Introduction
When a Machine Learning model is deployed into production there are often requirements to be met that are not taken into account in a prototyping phase of the model. For example, the model in production will have to handle lots of requests from different users running the product. So you will want to optimize for instance latency and/o throughput.
- Latency: is the time it takes for a task to get done, like how long it takes to load a webpage after you click a link.
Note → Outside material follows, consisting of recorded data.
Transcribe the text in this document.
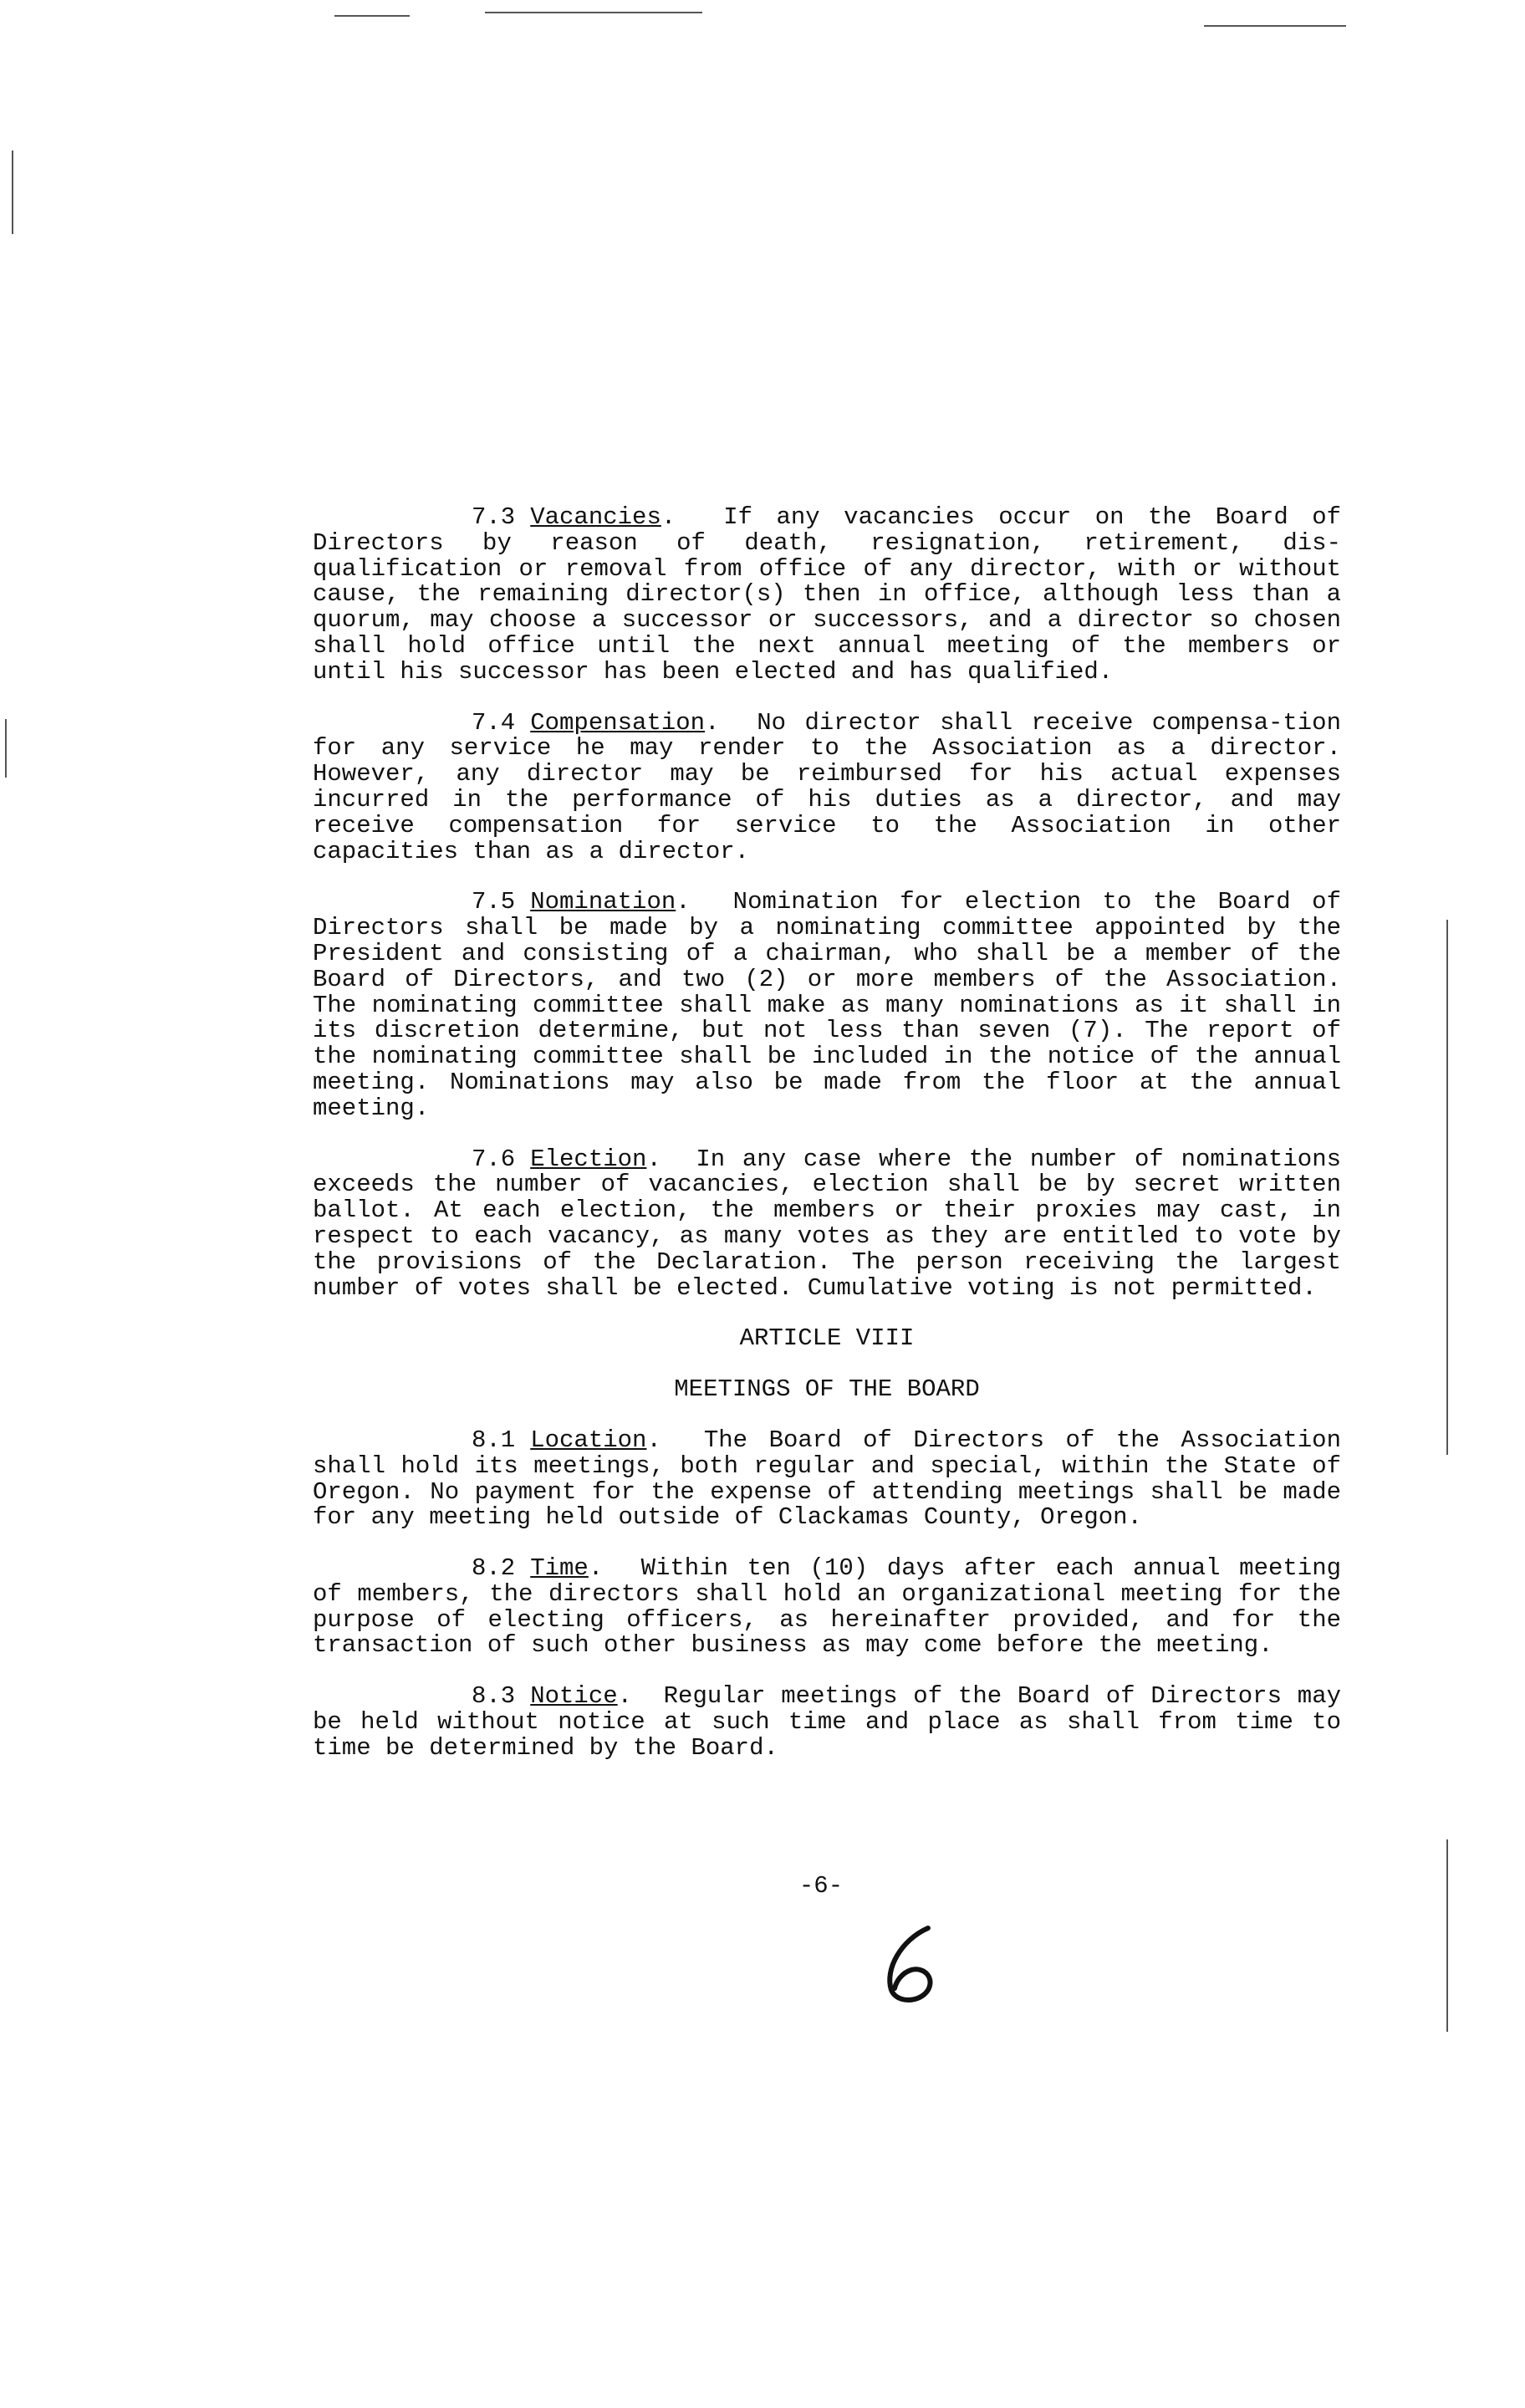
7.3 Vacancies.  If any vacancies occur on the Board of Directors by reason of death, resignation, retirement, dis-qualification or removal from office of any director, with or without cause, the remaining director(s) then in office, although less than a quorum, may choose a successor or successors, and a director so chosen shall hold office until the next annual meeting of the members or until his successor has been elected and has qualified.

7.4 Compensation.  No director shall receive compensa-tion for any service he may render to the Association as a director. However, any director may be reimbursed for his actual expenses incurred in the performance of his duties as a director, and may receive compensation for service to the Association in other capacities than as a director.

7.5 Nomination.  Nomination for election to the Board of Directors shall be made by a nominating committee appointed by the President and consisting of a chairman, who shall be a member of the Board of Directors, and two (2) or more members of the Association. The nominating committee shall make as many nominations as it shall in its discretion determine, but not less than seven (7). The report of the nominating committee shall be included in the notice of the annual meeting. Nominations may also be made from the floor at the annual meeting.

7.6 Election.  In any case where the number of nominations exceeds the number of vacancies, election shall be by secret written ballot. At each election, the members or their proxies may cast, in respect to each vacancy, as many votes as they are entitled to vote by the provisions of the Declaration. The person receiving the largest number of votes shall be elected. Cumulative voting is not permitted.

ARTICLE VIII
MEETINGS OF THE BOARD

8.1 Location.  The Board of Directors of the Association shall hold its meetings, both regular and special, within the State of Oregon. No payment for the expense of attending meetings shall be made for any meeting held outside of Clackamas County, Oregon.

8.2 Time.  Within ten (10) days after each annual meeting of members, the directors shall hold an organizational meeting for the purpose of electing officers, as hereinafter provided, and for the transaction of such other business as may come before the meeting.

8.3 Notice.  Regular meetings of the Board of Directors may be held without notice at such time and place as shall from time to time be determined by the Board.

-6-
It’s the waiting time between starting something and seeing the result.
- Throughput: is how much requests a system can handle in a certain time.
This means that the Machine Learning model has to be very fast at making its predictions, and for this there are various techniques that serve to increase the speed of model inference, let’s look at the most important ones in this article.
There are techniques that aim to make models smaller, which is why they are called model compression techniques, while others that focus on making models faster at inference and thus fall under the field of model optimization.
But often making models smaller also helps with inference speed, so it is a very blurred line that separates these two fields of study.
Low Rank Factorization
This is the first method we see, and it is being studied a lot, in fact many papers have recently come out concerning it.
The basic idea is to replace the matrices of a neural network (the matrices representing the layers of the network) with matrices that have a lower dimensionality, although it would be more correct to talk about tensors, because we can often have matrices of more than 2 dimensions. In this way we will have fewer network parameters and faster inference.
A trivial case is in a CNN network of replacing 3×3 convolutions with 1×1 convolutions. Such techniques are used by networks such as SqueezeNet.